The U.S. Department of State Bureau of Consular Affairs states all travelers should defer non-essential travel to the state of Sinaloa except the city of Mazatlan, where it is advised that all travelers still exercise caution, particularly at night or in the early morning.

“One of Mexico’s most powerful criminal organizations is based in the state of Sinaloa, and violent crime rates remain high in many parts of the state. Travel off the toll roads in remote areas of Sinaloa is especially dangerous and should be avoided,” the U.S. government warning states.

In Australia, the Department of Foreign Affairs and Trade updated their Smart Traveler site to advise Australians to exercise a high degree of caution in Mexico, merely 27 days before Dean and Adam went missing.

“Incidences of kidnapping are common and there have been allegations of complicity by police officers,” the update states.

Dave Becker is a co-owner of Sinaloa Surf Adventures, which operates a surf camp in the area April through October. The camp has been open for 15 years and Dave said they have never had one single issue with safety or security.

“We are located in a small fishing village of 300 people completely off the grid. We have no outside influence of anything and we have a 100% safety guarantee,” said Dave.
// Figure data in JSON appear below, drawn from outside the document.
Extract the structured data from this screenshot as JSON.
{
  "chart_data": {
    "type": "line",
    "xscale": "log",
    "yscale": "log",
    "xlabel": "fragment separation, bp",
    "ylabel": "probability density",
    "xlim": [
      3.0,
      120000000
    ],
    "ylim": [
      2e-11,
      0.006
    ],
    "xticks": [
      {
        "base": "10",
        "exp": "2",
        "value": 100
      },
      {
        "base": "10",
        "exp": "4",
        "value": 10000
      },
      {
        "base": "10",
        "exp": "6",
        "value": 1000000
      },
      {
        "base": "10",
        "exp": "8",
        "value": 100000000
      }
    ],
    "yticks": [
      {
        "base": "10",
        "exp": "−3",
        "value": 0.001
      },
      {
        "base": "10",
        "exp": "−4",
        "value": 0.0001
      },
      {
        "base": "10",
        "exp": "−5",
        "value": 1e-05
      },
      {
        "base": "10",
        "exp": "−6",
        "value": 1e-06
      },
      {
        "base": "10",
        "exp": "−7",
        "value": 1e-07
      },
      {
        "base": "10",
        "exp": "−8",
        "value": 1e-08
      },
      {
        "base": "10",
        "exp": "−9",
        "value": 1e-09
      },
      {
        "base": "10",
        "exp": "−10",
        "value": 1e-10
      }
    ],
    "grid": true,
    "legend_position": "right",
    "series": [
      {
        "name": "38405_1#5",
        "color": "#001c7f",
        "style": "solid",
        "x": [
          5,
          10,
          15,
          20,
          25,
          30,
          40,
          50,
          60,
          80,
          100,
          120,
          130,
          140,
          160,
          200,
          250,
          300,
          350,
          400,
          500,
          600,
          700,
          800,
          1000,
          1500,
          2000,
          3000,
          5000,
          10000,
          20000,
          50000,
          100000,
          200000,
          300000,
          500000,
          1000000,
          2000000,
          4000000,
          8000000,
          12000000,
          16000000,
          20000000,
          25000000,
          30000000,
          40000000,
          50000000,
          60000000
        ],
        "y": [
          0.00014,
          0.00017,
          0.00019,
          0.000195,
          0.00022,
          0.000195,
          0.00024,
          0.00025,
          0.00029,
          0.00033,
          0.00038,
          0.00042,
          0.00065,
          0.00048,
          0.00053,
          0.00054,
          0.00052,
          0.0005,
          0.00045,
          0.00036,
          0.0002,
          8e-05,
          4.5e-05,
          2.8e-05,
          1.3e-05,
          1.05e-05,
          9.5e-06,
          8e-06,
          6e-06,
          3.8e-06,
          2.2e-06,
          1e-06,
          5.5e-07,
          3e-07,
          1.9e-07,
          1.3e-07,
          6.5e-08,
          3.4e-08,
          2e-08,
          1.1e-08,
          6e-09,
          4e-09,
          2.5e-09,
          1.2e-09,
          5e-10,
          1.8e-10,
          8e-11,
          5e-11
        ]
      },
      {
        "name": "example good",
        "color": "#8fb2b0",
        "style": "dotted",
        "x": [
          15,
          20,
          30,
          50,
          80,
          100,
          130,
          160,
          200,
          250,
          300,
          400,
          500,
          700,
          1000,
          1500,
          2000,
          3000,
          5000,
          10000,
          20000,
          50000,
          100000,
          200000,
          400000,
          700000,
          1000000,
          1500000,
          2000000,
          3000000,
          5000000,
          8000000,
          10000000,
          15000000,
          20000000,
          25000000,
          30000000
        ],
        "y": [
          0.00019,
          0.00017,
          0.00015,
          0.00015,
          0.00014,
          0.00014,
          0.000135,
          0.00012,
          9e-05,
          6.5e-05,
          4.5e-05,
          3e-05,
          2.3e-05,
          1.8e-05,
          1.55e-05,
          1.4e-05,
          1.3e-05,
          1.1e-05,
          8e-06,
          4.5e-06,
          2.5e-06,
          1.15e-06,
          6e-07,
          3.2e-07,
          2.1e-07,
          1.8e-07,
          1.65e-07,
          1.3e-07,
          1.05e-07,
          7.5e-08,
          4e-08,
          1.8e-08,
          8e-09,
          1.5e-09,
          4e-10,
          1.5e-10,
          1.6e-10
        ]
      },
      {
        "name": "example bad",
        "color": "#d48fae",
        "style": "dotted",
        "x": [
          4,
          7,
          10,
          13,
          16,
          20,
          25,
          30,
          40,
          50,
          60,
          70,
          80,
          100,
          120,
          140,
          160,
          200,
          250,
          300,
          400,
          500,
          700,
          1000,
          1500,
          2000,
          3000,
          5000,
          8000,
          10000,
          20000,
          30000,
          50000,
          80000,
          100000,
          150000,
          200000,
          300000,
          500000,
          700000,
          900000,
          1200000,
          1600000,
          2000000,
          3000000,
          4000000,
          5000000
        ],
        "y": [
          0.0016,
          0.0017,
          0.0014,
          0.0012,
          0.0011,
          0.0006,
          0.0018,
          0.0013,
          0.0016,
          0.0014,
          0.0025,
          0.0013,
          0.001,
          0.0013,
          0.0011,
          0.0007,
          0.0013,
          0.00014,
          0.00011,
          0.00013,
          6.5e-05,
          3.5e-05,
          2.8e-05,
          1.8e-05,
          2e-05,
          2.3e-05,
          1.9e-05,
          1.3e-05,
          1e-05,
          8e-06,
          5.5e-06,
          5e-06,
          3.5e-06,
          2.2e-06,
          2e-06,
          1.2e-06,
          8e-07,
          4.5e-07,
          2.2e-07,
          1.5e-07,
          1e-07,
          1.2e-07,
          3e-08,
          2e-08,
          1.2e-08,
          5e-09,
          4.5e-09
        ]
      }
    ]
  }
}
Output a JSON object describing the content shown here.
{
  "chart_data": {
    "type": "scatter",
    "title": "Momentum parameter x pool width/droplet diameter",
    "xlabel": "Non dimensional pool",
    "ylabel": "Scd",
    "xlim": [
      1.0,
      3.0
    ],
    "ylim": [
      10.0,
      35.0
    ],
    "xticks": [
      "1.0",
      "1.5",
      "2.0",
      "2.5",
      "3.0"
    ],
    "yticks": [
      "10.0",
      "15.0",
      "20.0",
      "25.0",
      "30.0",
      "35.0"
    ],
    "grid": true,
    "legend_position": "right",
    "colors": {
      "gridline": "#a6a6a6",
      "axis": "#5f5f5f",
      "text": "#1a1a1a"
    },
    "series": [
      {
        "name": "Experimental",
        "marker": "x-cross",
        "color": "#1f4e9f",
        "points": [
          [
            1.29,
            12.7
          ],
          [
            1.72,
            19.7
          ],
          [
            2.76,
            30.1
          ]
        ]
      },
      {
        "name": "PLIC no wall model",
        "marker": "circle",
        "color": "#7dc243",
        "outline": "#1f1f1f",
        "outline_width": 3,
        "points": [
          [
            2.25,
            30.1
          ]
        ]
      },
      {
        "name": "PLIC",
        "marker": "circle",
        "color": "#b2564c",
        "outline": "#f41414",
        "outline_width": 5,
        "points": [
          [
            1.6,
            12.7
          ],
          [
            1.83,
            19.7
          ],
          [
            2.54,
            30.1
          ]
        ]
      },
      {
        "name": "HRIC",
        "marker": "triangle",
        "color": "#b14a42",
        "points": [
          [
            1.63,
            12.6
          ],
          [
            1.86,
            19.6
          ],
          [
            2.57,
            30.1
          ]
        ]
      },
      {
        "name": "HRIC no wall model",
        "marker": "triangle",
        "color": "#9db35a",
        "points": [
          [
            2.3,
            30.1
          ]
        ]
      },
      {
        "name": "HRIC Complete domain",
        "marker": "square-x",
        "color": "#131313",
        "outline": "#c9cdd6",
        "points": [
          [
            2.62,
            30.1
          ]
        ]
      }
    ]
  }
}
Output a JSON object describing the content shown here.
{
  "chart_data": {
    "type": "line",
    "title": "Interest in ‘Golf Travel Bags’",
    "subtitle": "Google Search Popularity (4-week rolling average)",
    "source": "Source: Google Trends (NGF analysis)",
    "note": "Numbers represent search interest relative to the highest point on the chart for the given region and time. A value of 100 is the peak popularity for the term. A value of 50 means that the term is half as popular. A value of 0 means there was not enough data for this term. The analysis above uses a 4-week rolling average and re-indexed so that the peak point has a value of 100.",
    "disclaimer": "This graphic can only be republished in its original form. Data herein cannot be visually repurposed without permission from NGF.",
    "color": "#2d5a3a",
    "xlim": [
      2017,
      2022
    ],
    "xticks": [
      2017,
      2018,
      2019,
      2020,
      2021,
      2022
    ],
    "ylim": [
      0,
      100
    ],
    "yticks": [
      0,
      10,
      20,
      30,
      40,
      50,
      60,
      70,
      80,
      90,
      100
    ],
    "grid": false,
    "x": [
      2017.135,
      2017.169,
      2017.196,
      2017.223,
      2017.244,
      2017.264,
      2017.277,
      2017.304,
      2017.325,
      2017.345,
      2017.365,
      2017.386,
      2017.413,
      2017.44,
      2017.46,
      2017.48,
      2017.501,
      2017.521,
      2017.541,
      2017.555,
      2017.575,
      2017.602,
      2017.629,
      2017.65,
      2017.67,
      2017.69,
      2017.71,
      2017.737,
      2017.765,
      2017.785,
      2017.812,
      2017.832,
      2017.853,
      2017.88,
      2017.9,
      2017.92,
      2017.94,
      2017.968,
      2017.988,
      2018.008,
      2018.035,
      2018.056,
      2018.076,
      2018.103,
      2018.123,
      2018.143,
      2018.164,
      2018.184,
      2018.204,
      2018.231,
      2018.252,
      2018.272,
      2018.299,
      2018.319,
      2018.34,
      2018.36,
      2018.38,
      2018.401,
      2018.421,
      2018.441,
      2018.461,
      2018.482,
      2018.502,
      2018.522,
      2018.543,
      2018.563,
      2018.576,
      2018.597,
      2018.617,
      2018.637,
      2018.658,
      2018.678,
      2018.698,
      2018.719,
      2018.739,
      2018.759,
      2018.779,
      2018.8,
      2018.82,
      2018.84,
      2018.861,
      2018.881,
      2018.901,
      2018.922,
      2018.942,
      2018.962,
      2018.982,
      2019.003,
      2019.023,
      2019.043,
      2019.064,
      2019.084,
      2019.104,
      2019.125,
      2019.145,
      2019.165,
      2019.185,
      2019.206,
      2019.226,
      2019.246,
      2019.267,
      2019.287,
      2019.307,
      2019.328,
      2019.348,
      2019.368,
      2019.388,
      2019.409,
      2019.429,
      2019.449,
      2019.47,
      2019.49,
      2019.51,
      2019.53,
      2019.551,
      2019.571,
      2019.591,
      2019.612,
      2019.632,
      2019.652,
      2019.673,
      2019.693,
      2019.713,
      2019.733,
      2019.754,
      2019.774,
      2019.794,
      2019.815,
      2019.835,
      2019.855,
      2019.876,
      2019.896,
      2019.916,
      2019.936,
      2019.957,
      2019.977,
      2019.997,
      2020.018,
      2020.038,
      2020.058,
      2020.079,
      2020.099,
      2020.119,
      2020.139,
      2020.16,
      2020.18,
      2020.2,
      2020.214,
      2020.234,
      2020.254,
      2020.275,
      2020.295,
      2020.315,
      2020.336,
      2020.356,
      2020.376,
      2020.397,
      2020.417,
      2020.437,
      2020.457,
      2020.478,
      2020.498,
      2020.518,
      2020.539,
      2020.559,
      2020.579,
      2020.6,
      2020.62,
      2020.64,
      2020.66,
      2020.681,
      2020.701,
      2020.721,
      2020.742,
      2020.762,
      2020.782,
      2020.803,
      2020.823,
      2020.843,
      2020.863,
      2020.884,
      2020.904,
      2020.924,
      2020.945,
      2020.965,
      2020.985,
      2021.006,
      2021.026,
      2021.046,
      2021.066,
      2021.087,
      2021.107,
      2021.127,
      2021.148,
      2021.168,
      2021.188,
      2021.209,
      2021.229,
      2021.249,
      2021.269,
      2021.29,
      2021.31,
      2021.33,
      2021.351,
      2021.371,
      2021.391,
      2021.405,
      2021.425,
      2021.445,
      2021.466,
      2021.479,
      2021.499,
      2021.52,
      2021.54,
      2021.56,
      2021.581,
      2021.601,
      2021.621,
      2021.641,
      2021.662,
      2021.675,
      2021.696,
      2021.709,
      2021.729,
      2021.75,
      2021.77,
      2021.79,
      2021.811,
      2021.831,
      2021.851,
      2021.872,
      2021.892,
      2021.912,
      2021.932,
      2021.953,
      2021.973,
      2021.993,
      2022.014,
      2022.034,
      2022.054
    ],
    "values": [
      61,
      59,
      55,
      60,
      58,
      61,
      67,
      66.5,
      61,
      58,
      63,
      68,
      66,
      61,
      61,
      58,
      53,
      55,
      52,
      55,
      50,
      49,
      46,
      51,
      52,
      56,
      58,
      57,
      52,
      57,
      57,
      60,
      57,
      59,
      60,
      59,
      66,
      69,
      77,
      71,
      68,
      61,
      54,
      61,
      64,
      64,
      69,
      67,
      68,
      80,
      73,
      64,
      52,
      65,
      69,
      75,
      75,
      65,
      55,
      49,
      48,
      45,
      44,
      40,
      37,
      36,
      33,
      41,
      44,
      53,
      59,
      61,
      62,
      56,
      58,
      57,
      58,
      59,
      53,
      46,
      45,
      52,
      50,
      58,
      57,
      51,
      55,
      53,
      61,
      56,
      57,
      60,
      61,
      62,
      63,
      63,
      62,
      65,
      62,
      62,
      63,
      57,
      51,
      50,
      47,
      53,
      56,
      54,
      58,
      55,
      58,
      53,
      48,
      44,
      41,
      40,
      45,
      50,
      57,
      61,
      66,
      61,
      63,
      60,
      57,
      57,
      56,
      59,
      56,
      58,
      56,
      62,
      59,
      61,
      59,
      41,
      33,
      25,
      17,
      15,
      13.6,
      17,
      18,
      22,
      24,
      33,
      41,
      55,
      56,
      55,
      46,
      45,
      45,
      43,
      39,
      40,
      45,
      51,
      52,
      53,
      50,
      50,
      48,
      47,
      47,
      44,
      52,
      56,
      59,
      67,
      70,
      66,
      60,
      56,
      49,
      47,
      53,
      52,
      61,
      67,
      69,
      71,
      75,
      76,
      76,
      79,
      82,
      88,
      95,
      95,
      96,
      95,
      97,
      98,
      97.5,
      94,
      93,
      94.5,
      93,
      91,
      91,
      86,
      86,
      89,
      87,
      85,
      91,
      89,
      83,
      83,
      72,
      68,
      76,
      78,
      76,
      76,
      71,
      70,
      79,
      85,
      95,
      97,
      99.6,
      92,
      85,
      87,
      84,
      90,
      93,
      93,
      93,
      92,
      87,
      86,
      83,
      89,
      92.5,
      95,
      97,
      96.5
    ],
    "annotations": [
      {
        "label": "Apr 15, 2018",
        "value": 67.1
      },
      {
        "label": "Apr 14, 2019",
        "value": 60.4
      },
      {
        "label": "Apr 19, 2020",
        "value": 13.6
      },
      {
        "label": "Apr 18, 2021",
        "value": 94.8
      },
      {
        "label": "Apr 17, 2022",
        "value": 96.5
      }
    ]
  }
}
Dave said that the area where the van was found was probably not the safest and that despite the majority of Sinaloa being peaceful there are spots that are not “gringo friendly.”

“It is tragic, but I have no idea why anybody in their right mind would be near Novalato or Culiacan,” said Dave. “When something happens to our surf community we huddle together. But the reality is there are very touristy areas in the state of Sinaloa like Mazatlan where cruise ships go.”

Sinaloa Surf Adventures has considered changing their name to avoid negative stigmas associated with the drug cartels of Sinaloa but Dave admitted they could never go through with the change.

The surf camp has an average of 480 surfers visit each year and a few travelers have returned time and again. One surfer has even been to the camp 9 years in a row.

“We get about 40 international surfers every year and around 60 female surfers. Everyone has a great time and comes home with many stories,” said Dave. “We don’t need to change our name because our camps and product are great.”

Kaye Maytum, a friend of Dean and Adam’s families, started a GoFundMe site that has raised nearly $60,000 to send family members to Mexico to aid in the investigation and for funeral costs in case the worst is confirmed.